G 7 ve NATO Zirveleri, Hongkong ve Ukrayna Savaşı

0

Genel

Bu kadar karışık ve ilgisiz bir başlık olur mu diye düşünmeyin. Benim açımdan hepsi birbirine siyasi ve ekonomik bakımdan bağlı. Türkiye ise bu bağlantıların hep içinde. Ancak yanlış kullanılan fırsatlar nedeniyle bir türlü topa hakim olamıyor, hep saha dışı kalıyor. Futbol benzetmesi yapınca tabii ki Cristiano Ronaldo‘dan bahsetmek gerekir.

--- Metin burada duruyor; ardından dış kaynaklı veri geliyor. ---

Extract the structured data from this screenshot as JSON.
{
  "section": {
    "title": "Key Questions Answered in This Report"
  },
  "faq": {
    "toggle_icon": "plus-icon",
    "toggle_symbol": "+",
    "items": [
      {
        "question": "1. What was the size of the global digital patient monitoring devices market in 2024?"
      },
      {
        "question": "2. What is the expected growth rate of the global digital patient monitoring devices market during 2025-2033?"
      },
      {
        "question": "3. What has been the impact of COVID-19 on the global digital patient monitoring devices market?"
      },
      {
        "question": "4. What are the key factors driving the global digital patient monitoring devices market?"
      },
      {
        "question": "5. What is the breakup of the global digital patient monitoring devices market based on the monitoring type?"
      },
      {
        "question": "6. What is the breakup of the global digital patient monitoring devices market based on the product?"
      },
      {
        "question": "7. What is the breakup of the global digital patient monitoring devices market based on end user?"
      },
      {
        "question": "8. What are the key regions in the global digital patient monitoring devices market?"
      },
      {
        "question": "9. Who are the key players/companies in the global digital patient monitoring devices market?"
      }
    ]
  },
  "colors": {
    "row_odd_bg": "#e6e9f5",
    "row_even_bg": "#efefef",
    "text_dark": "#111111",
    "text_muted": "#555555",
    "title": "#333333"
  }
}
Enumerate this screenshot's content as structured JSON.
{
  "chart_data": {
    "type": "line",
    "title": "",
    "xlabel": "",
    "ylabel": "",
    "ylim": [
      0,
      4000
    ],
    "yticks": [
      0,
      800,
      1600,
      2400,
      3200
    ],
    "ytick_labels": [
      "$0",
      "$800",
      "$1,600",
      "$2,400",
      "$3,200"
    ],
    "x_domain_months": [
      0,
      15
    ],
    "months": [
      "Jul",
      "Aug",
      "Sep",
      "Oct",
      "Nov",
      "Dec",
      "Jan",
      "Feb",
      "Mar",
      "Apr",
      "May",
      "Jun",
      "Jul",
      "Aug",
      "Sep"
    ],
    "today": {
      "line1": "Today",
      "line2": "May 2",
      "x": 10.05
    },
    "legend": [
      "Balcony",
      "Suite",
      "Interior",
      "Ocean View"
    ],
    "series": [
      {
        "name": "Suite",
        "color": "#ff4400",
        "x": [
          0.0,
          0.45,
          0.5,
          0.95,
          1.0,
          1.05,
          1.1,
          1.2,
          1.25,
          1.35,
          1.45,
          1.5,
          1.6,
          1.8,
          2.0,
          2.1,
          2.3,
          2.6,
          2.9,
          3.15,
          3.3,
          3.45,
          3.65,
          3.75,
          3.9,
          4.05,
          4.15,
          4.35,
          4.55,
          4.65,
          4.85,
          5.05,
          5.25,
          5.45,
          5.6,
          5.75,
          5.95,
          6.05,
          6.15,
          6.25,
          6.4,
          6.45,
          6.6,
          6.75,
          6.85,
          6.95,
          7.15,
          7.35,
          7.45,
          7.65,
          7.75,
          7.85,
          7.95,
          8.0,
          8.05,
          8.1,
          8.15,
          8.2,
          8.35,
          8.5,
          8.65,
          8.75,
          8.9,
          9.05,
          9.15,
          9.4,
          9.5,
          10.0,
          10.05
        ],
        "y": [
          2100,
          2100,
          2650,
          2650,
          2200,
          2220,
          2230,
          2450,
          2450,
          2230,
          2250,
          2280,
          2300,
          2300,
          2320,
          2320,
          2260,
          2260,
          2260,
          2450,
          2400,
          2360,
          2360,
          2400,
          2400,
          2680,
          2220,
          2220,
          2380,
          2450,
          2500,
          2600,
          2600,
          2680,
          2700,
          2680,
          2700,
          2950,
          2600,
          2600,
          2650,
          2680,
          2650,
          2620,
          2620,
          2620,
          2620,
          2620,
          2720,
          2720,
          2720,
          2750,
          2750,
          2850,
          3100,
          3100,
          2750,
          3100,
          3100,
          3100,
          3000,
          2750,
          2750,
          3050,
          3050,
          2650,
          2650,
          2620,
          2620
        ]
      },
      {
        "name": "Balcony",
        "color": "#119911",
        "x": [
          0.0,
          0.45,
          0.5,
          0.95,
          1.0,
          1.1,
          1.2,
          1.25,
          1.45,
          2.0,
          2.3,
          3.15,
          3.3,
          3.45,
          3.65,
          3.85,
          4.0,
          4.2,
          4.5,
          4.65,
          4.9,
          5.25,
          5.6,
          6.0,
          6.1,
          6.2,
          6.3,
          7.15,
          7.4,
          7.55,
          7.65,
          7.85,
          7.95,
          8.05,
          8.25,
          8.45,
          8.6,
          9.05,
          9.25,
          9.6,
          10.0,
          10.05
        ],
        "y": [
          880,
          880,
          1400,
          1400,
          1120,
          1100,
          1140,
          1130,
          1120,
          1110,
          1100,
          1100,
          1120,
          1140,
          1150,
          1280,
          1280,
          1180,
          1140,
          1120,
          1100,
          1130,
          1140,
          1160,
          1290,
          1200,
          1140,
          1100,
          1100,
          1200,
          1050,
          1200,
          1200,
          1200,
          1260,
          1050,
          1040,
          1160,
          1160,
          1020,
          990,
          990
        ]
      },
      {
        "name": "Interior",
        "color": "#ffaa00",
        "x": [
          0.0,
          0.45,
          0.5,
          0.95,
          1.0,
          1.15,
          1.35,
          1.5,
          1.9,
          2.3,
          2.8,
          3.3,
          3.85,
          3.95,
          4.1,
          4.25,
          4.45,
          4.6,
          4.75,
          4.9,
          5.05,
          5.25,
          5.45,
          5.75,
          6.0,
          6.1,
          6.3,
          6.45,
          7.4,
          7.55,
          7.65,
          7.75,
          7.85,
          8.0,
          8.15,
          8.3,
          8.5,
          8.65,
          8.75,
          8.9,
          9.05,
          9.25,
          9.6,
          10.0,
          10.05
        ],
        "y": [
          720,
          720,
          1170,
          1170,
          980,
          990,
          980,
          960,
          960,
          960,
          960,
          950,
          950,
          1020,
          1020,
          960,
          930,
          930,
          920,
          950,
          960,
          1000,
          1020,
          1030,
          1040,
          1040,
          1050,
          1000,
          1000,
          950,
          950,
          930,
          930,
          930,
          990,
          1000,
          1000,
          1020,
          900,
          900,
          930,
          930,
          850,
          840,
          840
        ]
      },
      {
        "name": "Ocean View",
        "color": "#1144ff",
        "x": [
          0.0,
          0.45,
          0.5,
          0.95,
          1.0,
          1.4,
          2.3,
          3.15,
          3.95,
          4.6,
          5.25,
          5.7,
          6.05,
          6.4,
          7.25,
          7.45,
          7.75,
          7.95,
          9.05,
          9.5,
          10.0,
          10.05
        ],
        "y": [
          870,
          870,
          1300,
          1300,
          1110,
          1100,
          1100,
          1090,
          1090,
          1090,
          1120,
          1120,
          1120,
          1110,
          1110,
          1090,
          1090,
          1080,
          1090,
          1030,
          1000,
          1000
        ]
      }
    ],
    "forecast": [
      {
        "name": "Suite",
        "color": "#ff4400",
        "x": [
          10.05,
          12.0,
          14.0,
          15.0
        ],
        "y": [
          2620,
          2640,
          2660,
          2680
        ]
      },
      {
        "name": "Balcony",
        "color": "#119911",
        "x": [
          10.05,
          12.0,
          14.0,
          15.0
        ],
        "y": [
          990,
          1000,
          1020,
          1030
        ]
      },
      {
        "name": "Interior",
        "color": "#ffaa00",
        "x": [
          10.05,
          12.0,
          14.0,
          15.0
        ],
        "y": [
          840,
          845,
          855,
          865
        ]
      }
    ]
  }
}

Hollanda’da Deventer Başkonsolosluğundaki görevim sırasında Türk takımları arasında iki yıl futbol turnuvası düzenlediğim için fikstür çekilişleri, maçlar, grup birincileri ile yapılan son maçlar nedeniyle futbola yabancı sayılmam. Kuralları iyi bilirim. Türkiye’de memleketim İzmir’in Göztepe‘si ve Galatasaray favori takımlarımdır. Ayrıca Kuşadası’nda çok sevdiğim komşum Boran ailesi Beşiktaşlı oldukları için Beşiktaş’ı da yakın takip listeme aldım. Roma AS, ve Manchester United da listemde. Portekizli oyuncu Cristiano Ronaldo’nun neredeyse iki metre zıplayarak yaptığı müthiş çalımları, inanılmaz golleri, gol attıktan sonra bunu kutlamak için dizleri üstünde çimlerde kayması beni Ronaldo hayranı yaptı. Doğrusu futbolcu olsaydım bugün Ronaldo’nun ikinci kez oynadığı Manchester United takımının rakibinde oynamak istemezdim. Bir kere rakip takımdaki oyuncuların kapasitelerini çok iyi tanıyor. Belli ki konusuna çok iyi çalışmış. Tüm dikkati ile maçın gidişatını takip ediyor. Türk dış politikasında da bir Ronaldo’ya gereksinim var. Aslında böyle nitelikleri haiz üç dört emekli Büyükelçi meslektaşım Zirve toplantılarında strateji saptamak, ön görüşmeleri yapmak, ikna etmek, Türkiye’nin tezlerini açıklamak konularında Ronaldo yeteneklerine sahipler.Şimdilik isimlerini saklı tutacağım.

Grup 7 Zirvesi

1 Ocak 2022’de başlayan Almanya’nın Avrupa Birliği dönem Başkanlığı sırasında  G 7 Zirvesi Bavyera’daki “Elmau  Schloss” yani Elmau Kalesinde yapıldı.Almanya’daki Alplerin en yüksek tepesinde bulunan ve NAZİ döneminde bir süre hastane olarak kullanılan kale bugün  47 süiti bulunan 123 odalı bir otel. Teolog ve felsefeci Johannes Müller ile mimar Carl Sattler‘ın 1916’da dört katlı bir dinlenme merkezi olarak inşa ettikleri bu evden büyütülerek yapılmış, bugün konser ve konferansların yapıldığı bu otelde Almanya ikinci kez G 7 zirvesine ev sahipliği yapıyor. Burayı G7 zirvesi için ilk kez kullanan Alman Şanşölye Angela Merker hatta bankta oturan Barrack Obama’nın ayakta duran Angela Merker‘i dinlerken çekilen fotoğrafları dünya basınında gündem olmuştu. Gündem oluşu iki liderin arkasındaki Alp dağlarının ne kadar “muhteşem” olması konusundaydı. Bu resim rahmetli Ecevit ve Clinton’ın elinde beyzbol sopası ile bir kanepenin arkasına yaslanarak yaptıkları sohbeti hatırlattı. Amerikalılar başkan da olsalar rahat davranmak istediklerini göstermek için böyle patavatsızlıklar yapabiliyorlar. Merkel’in ayakta durması ve Obama’nın bankta oturmasına kendi kamuoylarından bizdeki gibi tepkiler gelmedi. Onlar için görüşme içeriği önemli olmalı yoksa serbest bir zamanda kim nerde duruyor, oturuyor gibi konuların öneminin olmadığı görülüyor.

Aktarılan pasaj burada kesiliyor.